Future of Law Conference - stepping stones towards a new EU food systems law

June 16, 2023

On 25 and 26 May 2023, the Future of Law Conference took place, uniting academics in a debate on the upcoming European law on sustainable food systems and beyond. ‘The legal aspects of food systems are often neglected, and the new EU Sustainable Food Systems Law is going to change a lot’, says Hanna Schebesta, associate professor at the WUR Law Group.

In the future, the European food system is likely to change significantly. The draft Sustainable Food Systems Law, a long awaited outcome of the Farm to Fork Strategy, is expected to be presented by the European Commission in late 2023. The WUR Law Group looked ahead at these changes during their annual conference. This year’s edition revolved around the ‘Future of Food Law’, and was convened by the Law Group researchers in the food theme Schebesta, Mirta Alessandrini, Francesco Cazzini, Silvia Rolandi and Marianna Vanuzzo. The two-day event drew around a hundred scholars and researchers in the field of law and food systems to Wageningen.

Hanna Schebesta, who is leading the food theme at the Wageningen Law Group, expects the new law to have a significant impact. Current EU risk regulation architecture is largely food safety oriented. The legislative framework for sustainable food systems is the first initiative that the EU is proposing laws to make the food system more sustainable. The Future of Food Law Conference provided a platform for researchers and scholars from various fields of law to explore not only the draft law, but also to delve into the future of food and its legal landscape.

Food systems approach

‘The switch from food chains to food systems is especially important’, Schebesta says. A food system is the combined whole of food production, processing, distribution and consumption. The effects of these activities on the economy, public health and the environment are likewise aspects of a food system. Through the new law, the EU aims to bend all those activities and effects towards a sustainable food system. A mandatory eco label for all foodstuffs is an example of a concrete plan, but the law will include many other changes. ‘All parties in this system need to take responsibility, and may be bound to comply with sustainability requirements’, Schebesta summarises the law.

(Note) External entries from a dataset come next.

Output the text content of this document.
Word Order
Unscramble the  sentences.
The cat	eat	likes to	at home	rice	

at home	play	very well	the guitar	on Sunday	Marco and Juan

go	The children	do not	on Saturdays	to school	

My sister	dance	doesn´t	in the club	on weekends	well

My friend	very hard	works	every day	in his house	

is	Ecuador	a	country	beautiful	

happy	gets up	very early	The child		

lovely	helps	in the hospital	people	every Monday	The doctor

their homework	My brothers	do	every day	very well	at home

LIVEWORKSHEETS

The conference revolved around the debate among legal researchers and scholars, and featured a dialogue with a representative from the European Commission from Brussels involved in preparing the draft law. ‘As researchers, we were excited to hear about the Commission’s plans so far. That was highly valuable’, Schebesta explains. ‘It resulted in many topics for discussion about various perspectives on the sustainability legal framework and what the future law should entail.’

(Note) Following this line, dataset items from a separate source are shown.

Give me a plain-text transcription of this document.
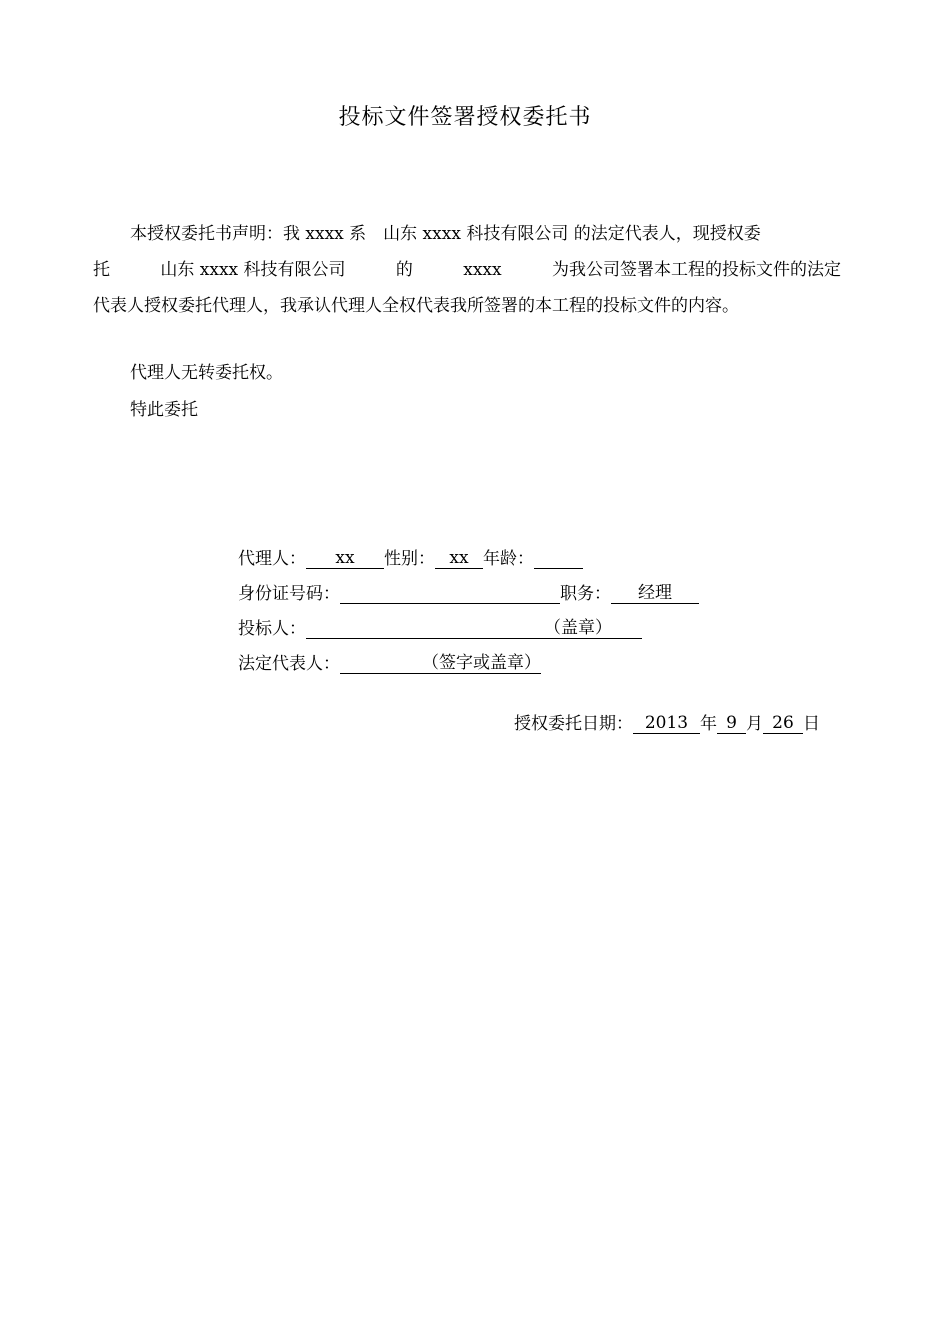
投标文件签署授权委托书
本授权委托书声明：我 xxxx 系　山东 xxxx 科技有限公司 的法定代表人，现授权委
托	山东 xxxx 科技有限公司	的	xxxx	为我公司签署本工程的投标文件的法定
代表人授权委托代理人，我承认代理人全权代表我所签署的本工程的投标文件的内容。
代理人无转委托权。
特此委托
代理人：	xx	性别： xx 年龄：
身份证号码：	职务：	经理
投标人：	（盖章）
法定代表人：	（签字或盖章）
授权委托日期： 2013 年 9 月 26 日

Perspectives and obstacles

During the conference, speakers addressed the legal dimension of the sustainability concept from a plurality perspectives, moving from the agricultural to the trade focus, from the internal market angle to the socio-economic dimension. Topics of the over forty presentations included systems thinking itself, agroecology, perspectives for farmers, human rights, animal and human health, and food safety.

The participants also recognised that the current legal status can act as an obstacle for national sustainability initiatives. This happens if member states are afraid to break other EU laws when trying to adopt sustainability laws. Together with the EU and the national dimension, ‘emphasis should be placed on the international framework’, Cazzini suggests. The EU is bound by international agreements, but at the same time, the EU is also trying to shape the agenda for food sustainability within the international community.

Network of academics

Schebesta looks back upon the conference with a sense of satisfaction. ‘I am happy that so many food law academics were interested in joining this initiative. Usually, discussion forums are dominated by interest representations and industrial parties.’

The participants have associated themselves through the Food Law Academics Network. The idea of this network is that it should increase exchange and cooperation between researchers. This is not its only purpose, however. ‘This network gives scientists a voice in the policy-making arena. An independent voice, with input from all those different angles. We really need a network like this in order to provide nuanced input for the new food law.’